Nel tuo palmares mancava giusto questo premio…
«Già (sorride, ndr). Nel 2016 ho partecipato alla vostra serata di gala per ritirare un premio extra dopo l’oro olimpico, questa volta sarà ancora più speciale far parte di questa bella festa. Di solito sono uomini come Nibali, da grandi giri, a contendersi l’Oscar, conquistarlo da velocista è un grande motivo di orgoglio. Valorizza la regolarità di una stagione fantastica, si riferisce al World Tour ranking che ho terminato al terzo posto, un ottimo segnale per la mia crescita. Non vedo l’ora di portare a casa un premio così prestigioso».

Un messaggio per i giovani che saliranno sul tuo stesso palco?
«Consiglio loro di divertirsi e imparare il più possibile, fino a 17/18 anni, quando iniziano gli appuntamenti a livello internazionale, il ciclismo deve essere un gioco, che ti insegna l’equilibrio, il gioco di squadra, il sacrificio e tanto altro. Deve essere presa come un’attività fisica che fa bene alla salute e forma ai valori della vita. Deve diventare una faccenda seria e, per qualcuno, un lavoro solo con il tempo. Come le migliaia di bambini che giocano a calcio non arriveranno tutti alla Serie A, così non tutti i ciclisti che vincono tanto nelle categorie minori arriveranno alla massima categoria, ma il ciclismo sarà comunque prezioso per tutto quello che avrà insegnato loro. Il bello della vostra serata di premiazione, bisogna rendervene atto, è che è l’unica occasione che riunisce tutte le categorie. L’Oscar tuttoBICI è un premio ambito da tutti, conquistarlo è uno sogno sia che tu sia un esordiente o un professionista. Mi metto nei panni dei ragazzini che, fatte le dovute proporzioni, ricevono il mio stesso premio mio, immaginate che valore gli possono dare. Sarà una serata speciale, per questo avrò al mio fianco Elena (la fidanzata Cecchini, ndr), che di solito non presenzia a nessuna premiazione».

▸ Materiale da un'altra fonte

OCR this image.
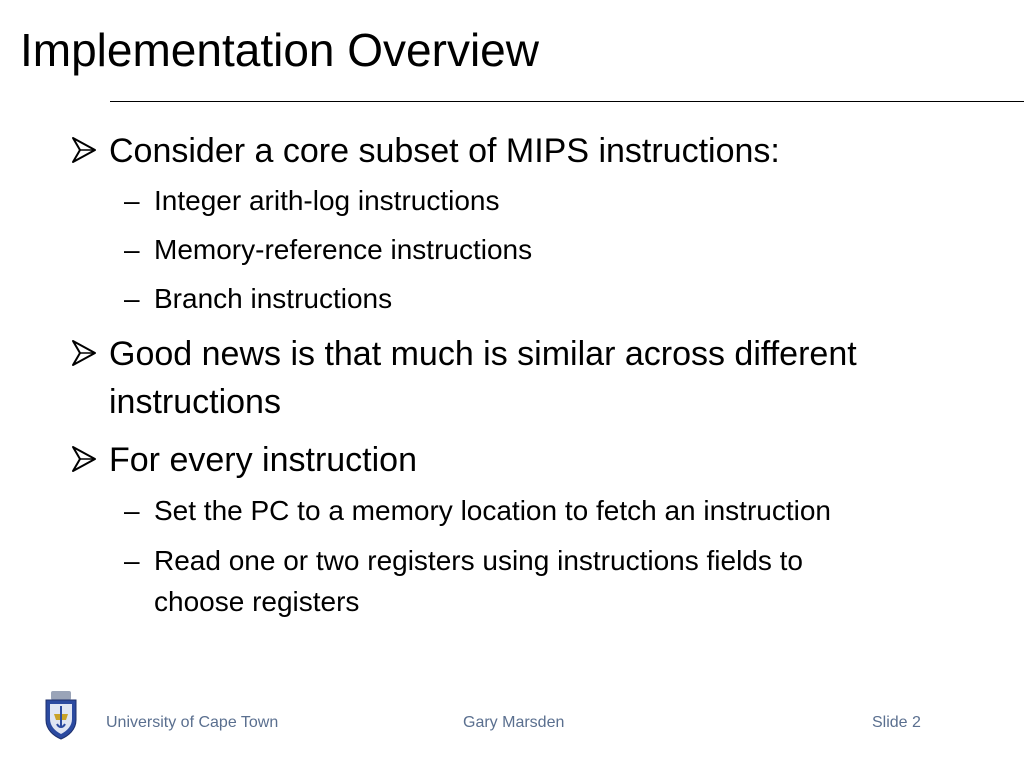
Implementation Overview
Consider a core subset of MIPS instructions:
– Integer arith-log instructions
– Memory-reference instructions
– Branch instructions
Good news is that much is similar across different
instructions
For every instruction
– Set the PC to a memory location to fetch an instruction
– Read one or two registers using instructions fields to
choose registers
University of Cape Town	Gary Marsden	Slide 2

Hai già ripreso ad allenarti?
«Sì, per la prima volta ho finito presto la stagione agonistica, il mio 2018 si è chiuso con l’arrivo della Vuelta a Madrid, perciò ho ricominciato prima del solito. Sono stato 4 settimane senza bici, mi sono goduto le vacanze nel sud Italia con Elena e l’altra vincitrice dell’Oscar, Marta Bastianelli, suo marito Roberto e la piccola Clarissa, poi sono stato dal dentista e mi sono dedicato a un po’ di faccende che durante l’anno non si ha tempo di sbrigare. Con la preparazione accelero proprio settimana prossima in vista della Sei Giorni di Gand. A dicembre starò tante ore in sella per fare fondo. Il mio 2019 inizierà dall’Australia, come quest’anno».

Si dice sempre che ripetersi è difficile.

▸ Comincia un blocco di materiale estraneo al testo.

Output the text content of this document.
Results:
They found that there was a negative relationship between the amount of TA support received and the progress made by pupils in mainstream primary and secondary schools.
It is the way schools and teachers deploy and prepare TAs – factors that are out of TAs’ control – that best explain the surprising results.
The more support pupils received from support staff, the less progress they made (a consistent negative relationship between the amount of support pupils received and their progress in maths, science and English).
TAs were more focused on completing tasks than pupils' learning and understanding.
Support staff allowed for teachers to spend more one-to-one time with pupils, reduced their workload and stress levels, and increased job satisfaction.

«Così è, ma ci proverò.  Se anche non arrivo a uguagliare le vittorie di quest’anno andrà bene se raggiungerò le 10-12. In realtà me ne basterebbero anche solo 2 se una è la Milano-Sanremo (ride, ndr). Devo ancora stilare i programmi con la squadra, ma in linea di massima copierò come preparazione la stagione scorsa. Tra Giro d’Italia e Tour de France non abbiamo ancora scelto. Senza Gaviria in squadra cambia di certo qualcosa, ho più spazio e più libertà di scelta. Essendo rimasto l’unico velocista di punta del team posso scegliere qualsiasi corsa. Mi si apre la porta della Grande Boucle, che al momento è ancora socchiusa perché ho la maglia tricolore indosso e la corsa rosa finisce a Verona. Scioglierò le riserve a breve, prima però voglio proprio godermi la serata di domani».